Looking Glass Chronicles - An Editorial Flashback
The role of the general secretary
The leader of the People's National Party appears unperturbed by the statements made by the party's general secretary, Dr Dayton Campbell. While Dr Campbell possesses the skill of energising a crowd, his remarks often border on being problematic or outright contentious. Although some harm has already been done, there is still an opportunity to curtail such statements. Leader Mark Golding supports Campbell's outspokenness, highlighting that the general secretary's role involves challenging vested interests.
Mark Golding’s weight
12 Sep 2023
WHEN IT comes to wisdom, political or otherwise, it is increasingly irrefutable that Dayton Campbell, the general secretary of the People’s National Party (PNP), is caught in an evolutionary cul-de-sac.
What is worse is not that Dr Campbell is ignorant of his circumstance, but that Mark Golding, his party’s president, despite the many dire warnings – from this newspaper and others – is seemingly oblivious of the dangers posed by Dr Campbell to himself and his once-great party, which is not yet too far gone to rediscover itself.
That absence of awareness – of self by Dr Campbell and of his party’s place in the history of Jamaica in the case of Mr Golding – was on flagrant display last week at a forum hosted by The Gleaner at which both men paraded their mutual admiration and defence pact in which Dr Campbell was presented as something akin to loyal general of the ramparts, ready to rally the hordes in defence of the leader.
Or as Dr Campbell, a physician, put it, what others see as his less-than-thoughtful or often irresponsible statements was merely him exercising his role as an “electrifying speaker”, whipping up the PNP’s base.
“In a political party, it’s dynamic,” Dr Campbell said. “You have different persons with different responsibilities; persons who are qualified to speak to the middle class, the upper class; and you have persons who speak to the base, and persons who speak to the young people. We all have our roles.”
His explanation of his role was to ensure that the PNP defends its beliefs and keeps itself before the Jamaican people.
And that, according to Mr Golding, involves, at times, standing up to vested interests.
“Not everybody is going to feel comfortable with it,” said Mr Golding. “But part of the general secretary’s role is to be forthright on these matters and be courageous.”
We offer two observations to those comments.
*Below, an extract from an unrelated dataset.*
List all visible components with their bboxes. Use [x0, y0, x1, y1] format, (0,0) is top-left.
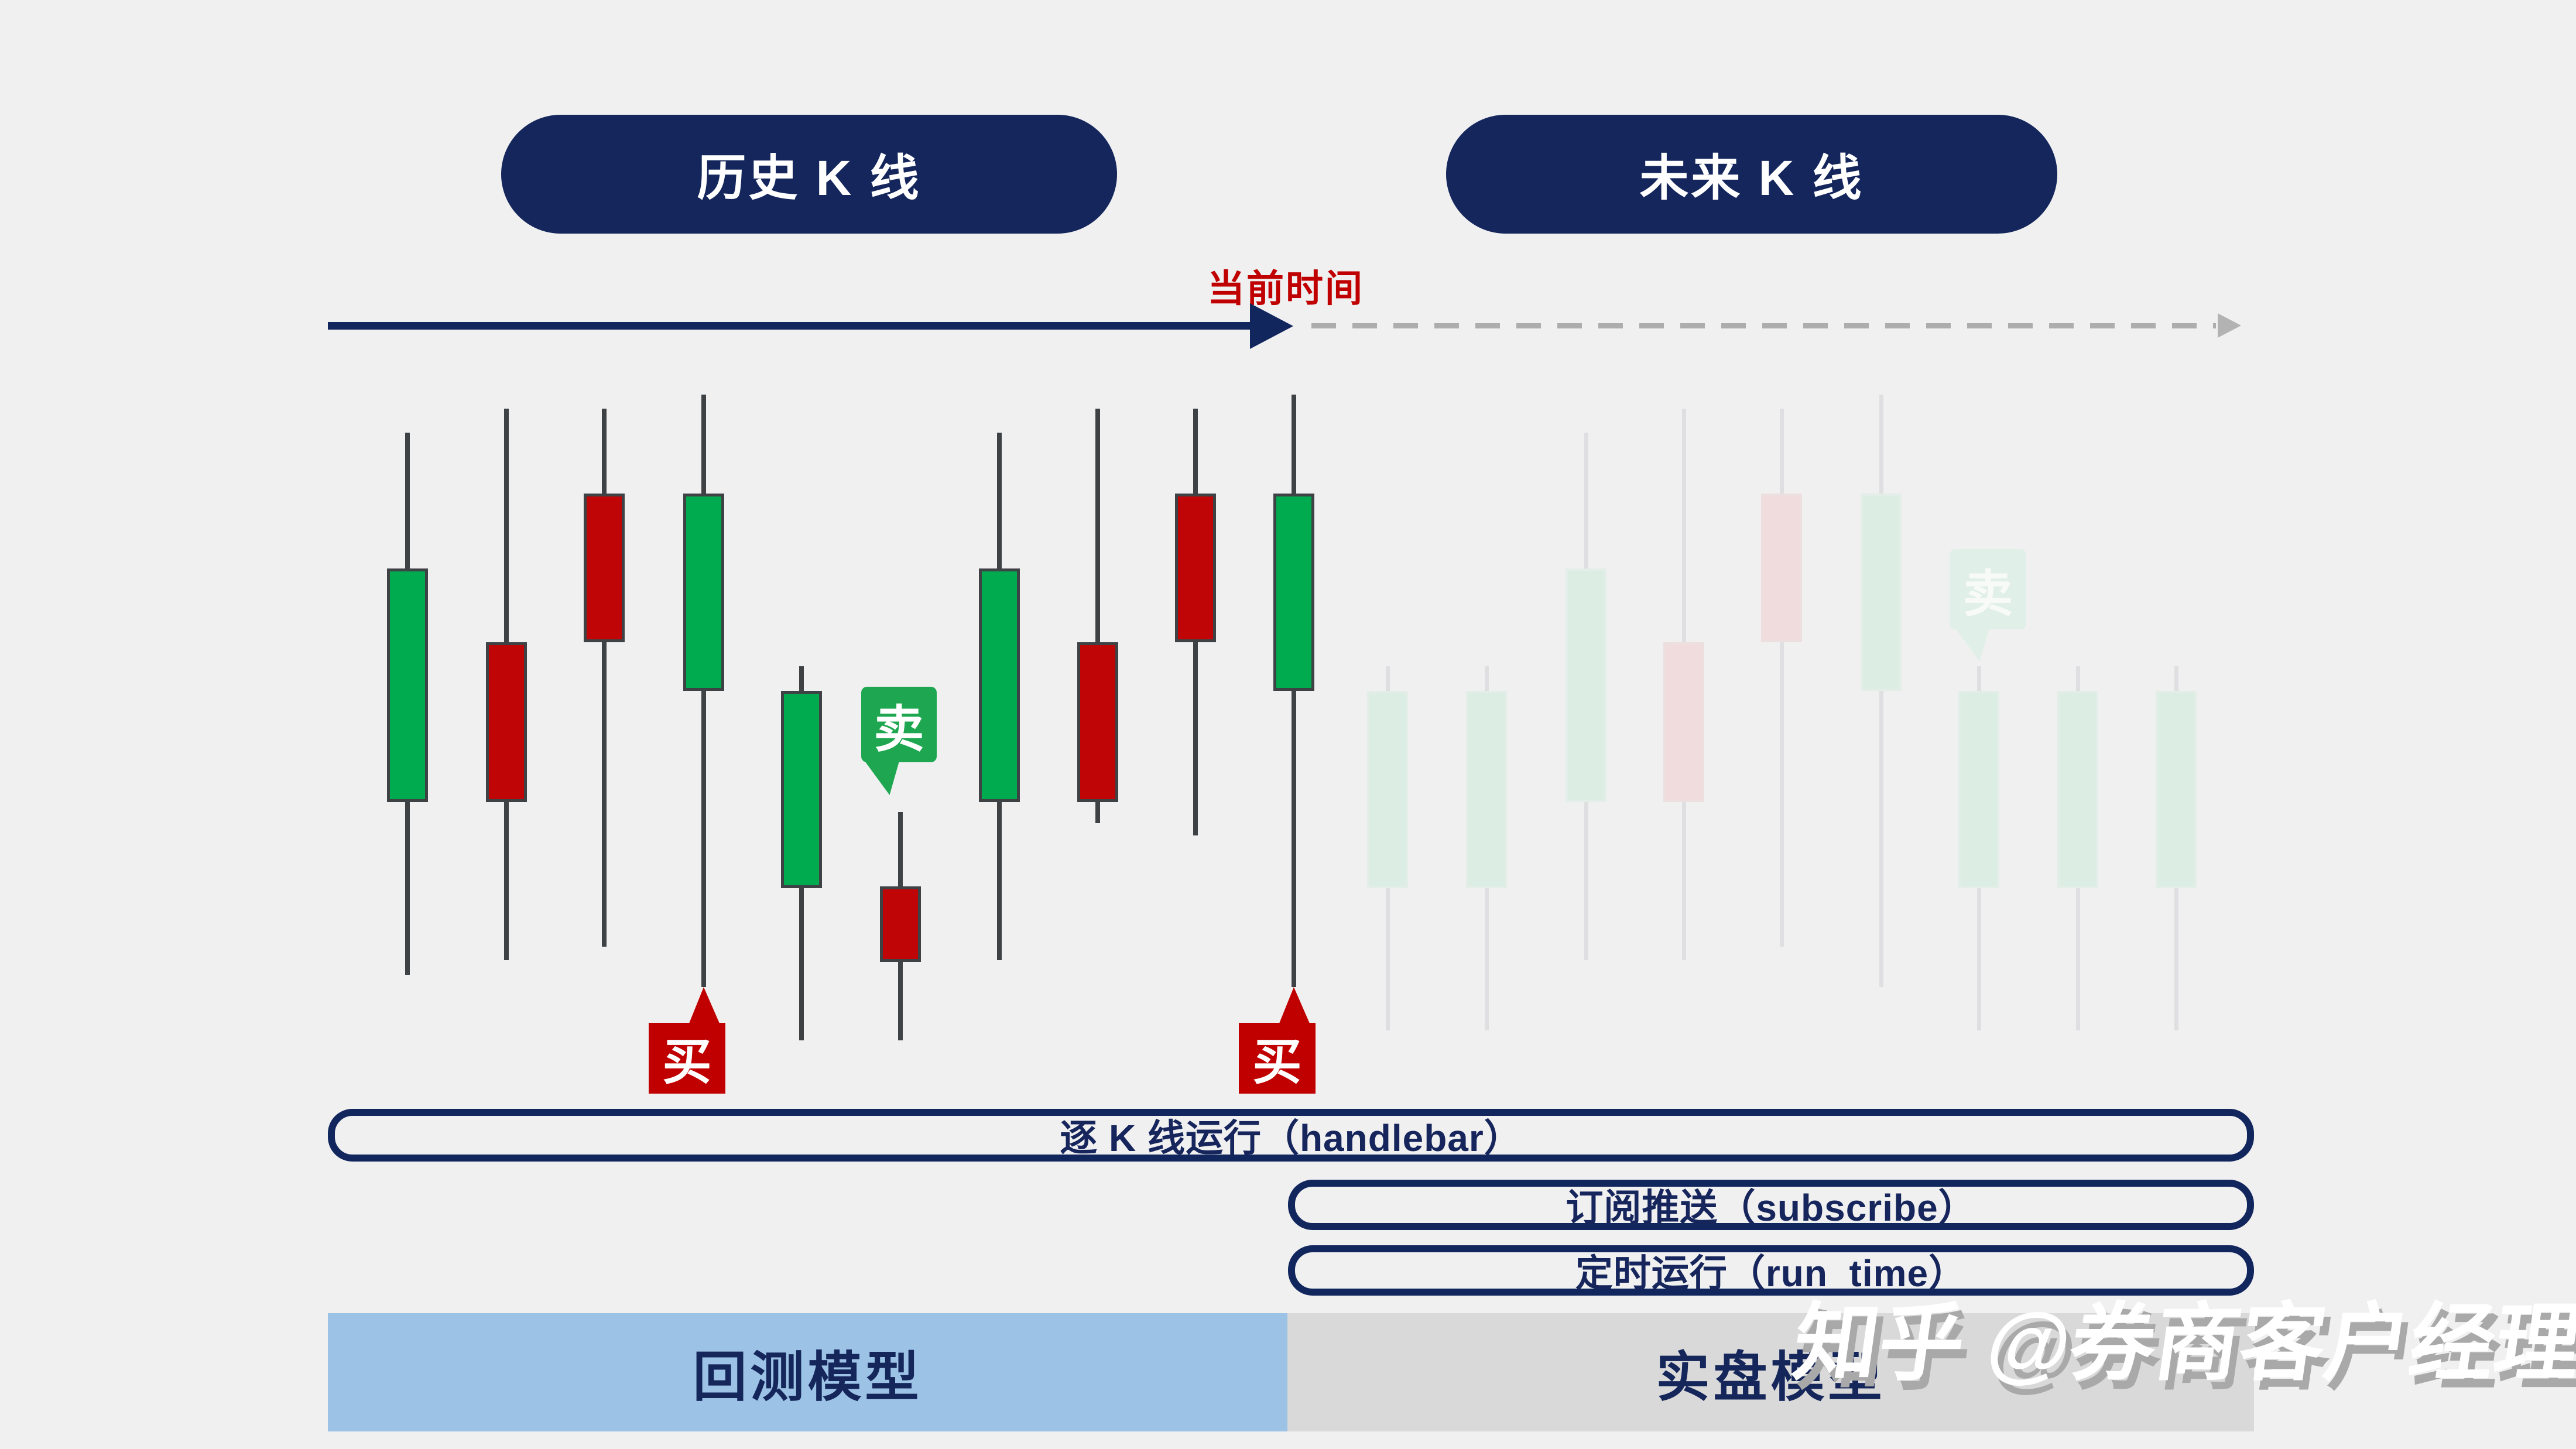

First, Mr Golding is right that political parties establish and pursue principles which they defend. Pursuing what they stand for, the good of the majority, may, at times, bring them in conflict with vested interests.
Except that at this point, too few people know what the PNP really stands for, except for a vague notion, as suggested in a review document, that it is of the “democratic left”. It is yet to define what distinguishes it from the governing Jamaica Labour Party (JLP) whether by way of declarations or policy offerings.
Second, Dr Campbell seems to conflate noise and incivility and attempts to create mass hysteria among the faithful with bringing clarity to issues. In that, he misses the point. It is unfortunate that being too young, he missed Michael Manley, a former leader of his party, explaining to the PNP’s base the concept of terms of trade in relation to how many tonnes of raw sugar, say, Jamaica had to sell on global markets to buy a tractor to plough sugar cane fields.
Where Dr Campbell excels is in comments such as his description of Robert Montague as the leader of the black wing of the JLP; his claim of the “Labourisation” of the JLP aimed at Lisa Hanna, an MP who started her political life in that party; or his crude takedowns of the former PNP president, Peter Phillips, when he supported Peter Bunting’s 2019 leadership challenge against Dr Phillips.
He apologised, of sorts, to Dr Phillips a week ago at a function to mark the former leader’s continuing disengagement from representational politics. Dr Campbell euphemised his behaviour as throwing “one or two things” at Dr Phillips.
“So, if I throwing dem one and two things it was most undeserving, and you are a big man, and we have spoken and we have put that behind us and we have moved on,” he said.
The reality seems to be that Dr Campbell learnt little from that episode and that his apology was mere reflex for the occasion.
While Dr Campbell continues to electrify the PNP’s base, Mr Golding might contemplate why that base is not expanding; why his party has a hard time winning in upper and northern St Andrew; and why, given all the circumstances that might otherwise be in favour, it is not making greater inroads with voters. None of it, of course, has to do with Dr Campbell.